Vor einigen Tagen konnten Vorstandsmitglieder des Heimat- und Geschichtsvereins Lauenförde Fritz Ostkämper, den Vorsitzenden der Jacob-Pins-Gesellschaft, mit zahlreichen Teilnehmerinnen und Teilnehmern der Exkursion am Eingang der Begräbnisstätte am östlichen Ortsausgang begrüßen. Peter Siebert, Vorsitzender des HGV, ging auf die geschichtliche Entwicklung des Friedhofes ein, der sich zunächst im Eigentum der Familie Löwenherz befand und 1889 durch Schenkung an die jüdische Gemeinde übertragen wurde. Die letzte Bestattung habe im Januar 1936 stattgefunden, als die an den Folgen einer Operation in Göttingen im Alter von 20 Jahren verstorbene Lieselotte Kohlberg beigesetzt worden sei. Nichtjüdische Teilnehmer des Trauerzuges waren damals durch SA-Männer beschimpft und fotografiert worden. Die Bilder seien dann im sogenannten „Stürmerkasten“ in Beverungen ausgehängt worden.
Mitte Mai 1944 wurden die vorhandenen Grabsteine aus Marmor und Granit auf Anordnung des Lauenförder NS-Funktionärs Albert Evers durch Zwangsarbeiter abtransportiert und von der Gemeinde Lauenförde für 350 Reichsmark an einen Steinmetz aus Einbeck verkauft. Auch die schmiedeeisernen Gitter von den Grabeinfassungen sowie die Bronzebuchstaben auf dem Grabmal für Hermann Löwenherz seien entfernt worden. Ein künftiges Projekt des Heimat- und Geschichtsvereines sei es, die Beschriftung wieder in den ursprünglichen Zustand zu versetzen.
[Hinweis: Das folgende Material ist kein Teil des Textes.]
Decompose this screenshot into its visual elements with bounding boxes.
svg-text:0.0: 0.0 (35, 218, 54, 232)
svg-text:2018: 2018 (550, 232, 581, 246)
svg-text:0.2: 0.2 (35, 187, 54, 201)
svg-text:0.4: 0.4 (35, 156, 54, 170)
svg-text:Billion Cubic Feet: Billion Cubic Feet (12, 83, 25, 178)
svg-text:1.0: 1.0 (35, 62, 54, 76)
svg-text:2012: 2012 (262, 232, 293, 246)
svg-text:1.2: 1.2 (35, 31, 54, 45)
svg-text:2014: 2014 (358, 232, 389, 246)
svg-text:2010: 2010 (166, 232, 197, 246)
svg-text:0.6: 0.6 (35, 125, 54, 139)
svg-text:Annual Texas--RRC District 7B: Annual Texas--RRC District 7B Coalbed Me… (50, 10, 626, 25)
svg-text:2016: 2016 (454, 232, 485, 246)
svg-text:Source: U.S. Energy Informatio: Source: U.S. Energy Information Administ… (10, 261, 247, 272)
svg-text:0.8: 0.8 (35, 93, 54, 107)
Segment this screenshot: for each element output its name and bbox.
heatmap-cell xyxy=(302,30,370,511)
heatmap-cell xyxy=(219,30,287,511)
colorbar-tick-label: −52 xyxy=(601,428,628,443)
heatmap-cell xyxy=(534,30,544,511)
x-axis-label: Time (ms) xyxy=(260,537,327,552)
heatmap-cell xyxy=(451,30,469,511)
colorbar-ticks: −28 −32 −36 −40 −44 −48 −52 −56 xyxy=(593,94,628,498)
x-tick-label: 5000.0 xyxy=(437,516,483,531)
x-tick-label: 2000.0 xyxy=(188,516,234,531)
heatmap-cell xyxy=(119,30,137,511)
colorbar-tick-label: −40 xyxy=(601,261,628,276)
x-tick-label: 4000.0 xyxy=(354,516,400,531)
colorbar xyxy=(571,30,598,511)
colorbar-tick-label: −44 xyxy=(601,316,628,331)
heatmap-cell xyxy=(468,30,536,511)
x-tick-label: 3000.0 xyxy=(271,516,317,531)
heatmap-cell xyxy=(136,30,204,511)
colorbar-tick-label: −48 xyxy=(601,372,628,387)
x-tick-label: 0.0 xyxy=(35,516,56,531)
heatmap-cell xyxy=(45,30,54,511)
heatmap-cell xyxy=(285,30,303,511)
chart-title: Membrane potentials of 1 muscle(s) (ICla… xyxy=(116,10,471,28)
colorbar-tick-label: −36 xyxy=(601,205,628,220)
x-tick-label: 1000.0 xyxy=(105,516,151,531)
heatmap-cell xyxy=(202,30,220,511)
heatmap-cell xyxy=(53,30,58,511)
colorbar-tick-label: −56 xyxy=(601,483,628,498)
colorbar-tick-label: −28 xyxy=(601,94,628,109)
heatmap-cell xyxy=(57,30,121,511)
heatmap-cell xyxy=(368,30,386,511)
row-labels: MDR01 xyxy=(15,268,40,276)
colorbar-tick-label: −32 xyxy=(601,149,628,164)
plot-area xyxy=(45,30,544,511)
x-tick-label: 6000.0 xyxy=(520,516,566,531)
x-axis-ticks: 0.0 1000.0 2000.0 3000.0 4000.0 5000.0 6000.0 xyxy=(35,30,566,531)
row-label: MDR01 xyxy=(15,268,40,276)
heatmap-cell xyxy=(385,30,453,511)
Damals sei geplant gewesen, den Friedhof als „Beerdigungsplatz für Polen, Russen und sonstige Ausländer“ zu nutzen. Ihre letzte Ruhe fanden dort drei sowjetische Offiziere, die in der Rüstungsproduktion der Firma Herlag eingesetzt waren. Außerdem seien dort kanadische Flieger begraben worden, die bei einem Angriff auf Kassel abgestürzt waren. Sie habe man jedoch nach Kriegsende auf eine Kriegsgräberstätte in Frankreich umgebettet.
Am 6. August 1954 habe Erna Seidl geb. Löwenherz die Asche ihrer Mutter Toni Löwenherz im Familiengrab der Familie beisetzen lassen. 1956 sind dann durch die Gemeinde die während des NS-Regimes entwendeten Grabsteine teilweise ersetzt worden. 1991 konnten die Grabsteine im Auftrag des Landesverbandes der jüdischen Gemeinden von Niedersachsen restauriert werden.